Saturday of the Thirtieth Week in Ordinary Time
Romans 11:1-2a,11-12, 25-29, Psalm 94:12-12, 14-15, 17-18, & Luke 14:1, 7-11
When we consider Paul's background, it is hardly surprising to see him trying to come to grips with how God's promise explicitly given to Israel might also extend to the Gentiles. I do not believe that we consider this as important as Paul did. I think that we are more intrigued by the underlying thought that God shows any favoritism.
Why did God choose to give a unique combination of gifts to each one of us and seemingly show some of us greater favor? It would be foolish for us to think that we could explain God's plans about anything with any accuracy. Yet, I suspect that the answer is at the root of our identity and the relationship with God which that identity makes possible.

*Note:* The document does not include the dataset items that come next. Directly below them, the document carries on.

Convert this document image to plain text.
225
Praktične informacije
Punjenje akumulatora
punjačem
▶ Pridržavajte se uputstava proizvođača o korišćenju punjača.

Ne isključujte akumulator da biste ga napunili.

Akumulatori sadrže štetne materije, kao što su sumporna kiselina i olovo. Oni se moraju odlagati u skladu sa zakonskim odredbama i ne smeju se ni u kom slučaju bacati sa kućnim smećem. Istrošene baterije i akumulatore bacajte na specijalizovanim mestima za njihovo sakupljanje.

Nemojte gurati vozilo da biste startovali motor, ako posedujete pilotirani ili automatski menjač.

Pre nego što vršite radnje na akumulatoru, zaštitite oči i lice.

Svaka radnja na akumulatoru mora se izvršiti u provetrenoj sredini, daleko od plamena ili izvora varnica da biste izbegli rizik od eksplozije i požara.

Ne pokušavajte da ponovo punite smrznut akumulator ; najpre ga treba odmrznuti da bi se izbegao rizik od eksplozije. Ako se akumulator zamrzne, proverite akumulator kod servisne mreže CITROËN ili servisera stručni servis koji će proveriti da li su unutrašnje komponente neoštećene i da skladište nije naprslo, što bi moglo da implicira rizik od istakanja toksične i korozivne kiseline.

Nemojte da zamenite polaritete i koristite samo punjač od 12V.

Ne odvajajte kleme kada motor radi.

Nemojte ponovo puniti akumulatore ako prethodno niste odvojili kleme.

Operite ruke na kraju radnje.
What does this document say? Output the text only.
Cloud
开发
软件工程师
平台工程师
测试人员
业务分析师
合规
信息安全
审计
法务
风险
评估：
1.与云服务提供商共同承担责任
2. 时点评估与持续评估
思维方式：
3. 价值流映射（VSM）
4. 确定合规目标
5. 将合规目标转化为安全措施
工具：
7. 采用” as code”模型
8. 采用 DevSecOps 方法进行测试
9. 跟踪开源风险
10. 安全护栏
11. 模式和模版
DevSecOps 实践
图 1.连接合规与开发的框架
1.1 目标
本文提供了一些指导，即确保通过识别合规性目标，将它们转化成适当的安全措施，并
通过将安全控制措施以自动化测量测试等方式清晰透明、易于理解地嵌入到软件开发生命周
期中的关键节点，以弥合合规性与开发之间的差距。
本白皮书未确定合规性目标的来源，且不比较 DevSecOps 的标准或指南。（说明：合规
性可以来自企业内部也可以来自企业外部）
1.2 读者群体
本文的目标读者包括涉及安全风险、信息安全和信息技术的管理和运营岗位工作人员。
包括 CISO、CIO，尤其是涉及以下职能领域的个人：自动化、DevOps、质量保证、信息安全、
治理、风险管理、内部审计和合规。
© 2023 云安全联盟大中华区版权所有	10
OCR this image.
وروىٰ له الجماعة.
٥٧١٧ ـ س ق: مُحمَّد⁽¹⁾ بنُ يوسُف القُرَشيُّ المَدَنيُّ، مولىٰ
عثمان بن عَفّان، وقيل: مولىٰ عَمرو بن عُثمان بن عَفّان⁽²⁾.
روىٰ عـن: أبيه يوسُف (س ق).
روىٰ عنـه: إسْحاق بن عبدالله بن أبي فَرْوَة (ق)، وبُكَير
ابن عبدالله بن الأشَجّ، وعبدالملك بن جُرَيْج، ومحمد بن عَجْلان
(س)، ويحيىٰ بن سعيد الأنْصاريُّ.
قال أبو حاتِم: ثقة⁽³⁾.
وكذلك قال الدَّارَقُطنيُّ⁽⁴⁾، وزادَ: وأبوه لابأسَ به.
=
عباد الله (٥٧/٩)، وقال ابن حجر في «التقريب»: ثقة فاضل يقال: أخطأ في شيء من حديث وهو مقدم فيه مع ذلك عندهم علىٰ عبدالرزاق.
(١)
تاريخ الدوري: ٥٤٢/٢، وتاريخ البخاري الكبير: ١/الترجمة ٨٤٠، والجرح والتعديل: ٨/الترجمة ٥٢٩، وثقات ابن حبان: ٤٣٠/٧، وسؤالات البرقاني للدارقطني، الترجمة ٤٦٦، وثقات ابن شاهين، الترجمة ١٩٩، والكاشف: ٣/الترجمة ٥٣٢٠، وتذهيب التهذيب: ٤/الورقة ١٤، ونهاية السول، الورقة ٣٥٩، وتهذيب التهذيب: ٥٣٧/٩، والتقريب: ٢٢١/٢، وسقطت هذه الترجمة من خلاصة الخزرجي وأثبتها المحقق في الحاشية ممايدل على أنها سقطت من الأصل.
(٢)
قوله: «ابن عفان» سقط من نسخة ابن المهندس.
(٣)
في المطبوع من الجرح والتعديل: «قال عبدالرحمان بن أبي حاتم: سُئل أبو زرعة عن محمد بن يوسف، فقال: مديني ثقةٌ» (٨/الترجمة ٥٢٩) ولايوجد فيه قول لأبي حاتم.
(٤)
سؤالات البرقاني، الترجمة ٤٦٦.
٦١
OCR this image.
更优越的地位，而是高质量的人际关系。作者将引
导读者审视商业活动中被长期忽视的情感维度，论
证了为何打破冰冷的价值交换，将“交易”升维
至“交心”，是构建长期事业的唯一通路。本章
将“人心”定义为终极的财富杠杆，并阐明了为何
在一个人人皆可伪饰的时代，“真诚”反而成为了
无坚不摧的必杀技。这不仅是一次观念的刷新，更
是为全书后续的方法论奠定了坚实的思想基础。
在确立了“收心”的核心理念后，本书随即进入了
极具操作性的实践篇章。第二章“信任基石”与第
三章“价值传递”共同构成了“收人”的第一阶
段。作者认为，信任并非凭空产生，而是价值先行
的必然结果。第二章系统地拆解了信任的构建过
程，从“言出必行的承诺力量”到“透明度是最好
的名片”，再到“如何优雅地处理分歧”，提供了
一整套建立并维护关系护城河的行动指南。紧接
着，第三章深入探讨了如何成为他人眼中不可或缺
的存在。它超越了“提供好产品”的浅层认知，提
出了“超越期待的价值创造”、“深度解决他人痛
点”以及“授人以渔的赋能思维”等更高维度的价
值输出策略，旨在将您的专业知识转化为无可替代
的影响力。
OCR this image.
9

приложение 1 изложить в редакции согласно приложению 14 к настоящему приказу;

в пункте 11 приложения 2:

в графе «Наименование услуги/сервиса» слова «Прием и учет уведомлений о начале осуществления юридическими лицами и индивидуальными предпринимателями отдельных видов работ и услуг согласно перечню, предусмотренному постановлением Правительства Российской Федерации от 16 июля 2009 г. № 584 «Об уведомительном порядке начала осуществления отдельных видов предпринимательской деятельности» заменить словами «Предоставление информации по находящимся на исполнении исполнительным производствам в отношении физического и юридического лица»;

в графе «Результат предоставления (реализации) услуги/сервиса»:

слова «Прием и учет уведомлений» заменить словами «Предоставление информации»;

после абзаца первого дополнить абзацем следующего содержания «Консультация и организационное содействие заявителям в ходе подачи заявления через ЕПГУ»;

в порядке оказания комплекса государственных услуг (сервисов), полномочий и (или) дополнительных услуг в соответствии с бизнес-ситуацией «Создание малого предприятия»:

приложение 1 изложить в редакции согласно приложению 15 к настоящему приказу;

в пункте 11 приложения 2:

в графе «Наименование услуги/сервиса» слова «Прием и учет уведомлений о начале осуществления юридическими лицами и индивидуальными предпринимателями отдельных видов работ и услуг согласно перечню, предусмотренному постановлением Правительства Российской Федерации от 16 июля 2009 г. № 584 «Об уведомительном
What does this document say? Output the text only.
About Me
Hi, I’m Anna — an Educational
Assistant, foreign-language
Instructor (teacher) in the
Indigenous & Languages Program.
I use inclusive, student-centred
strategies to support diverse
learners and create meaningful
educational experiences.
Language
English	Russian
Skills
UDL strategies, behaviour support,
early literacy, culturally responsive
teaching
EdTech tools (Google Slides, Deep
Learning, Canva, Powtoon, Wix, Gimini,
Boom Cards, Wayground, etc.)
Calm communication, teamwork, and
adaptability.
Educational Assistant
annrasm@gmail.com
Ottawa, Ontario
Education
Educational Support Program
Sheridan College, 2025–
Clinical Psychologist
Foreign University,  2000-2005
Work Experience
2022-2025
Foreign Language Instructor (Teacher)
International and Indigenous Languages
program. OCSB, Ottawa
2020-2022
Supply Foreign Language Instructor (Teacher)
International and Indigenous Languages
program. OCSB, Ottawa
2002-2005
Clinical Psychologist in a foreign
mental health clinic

Friends, God invites each of us to come to Him on a separate and individual path, and each of us must make that journey with some solitude. No one can live our lives for us, learn our lessons, or undergo our trials. Therefore, we must take responsibility for the way we respond to God's love in the way we live our lives, and we must accept the dignity that God offers us along with it. It will take all our time on Earth to discover just what God's promise is to each of us and our response to finding out what our talents and weaknesses mean in terms of that relationship.
Our differences, gifts, shortcomings, and the little glimpses of truth that each of us has made us like pieces of a picture puzzle. What we offer others and receive from them makes us part of the whole, binds us together, and shows the greater truth that is God's love for us.
Question of the Day: Do you believe that "The gifts and the call of God are irrevocable?"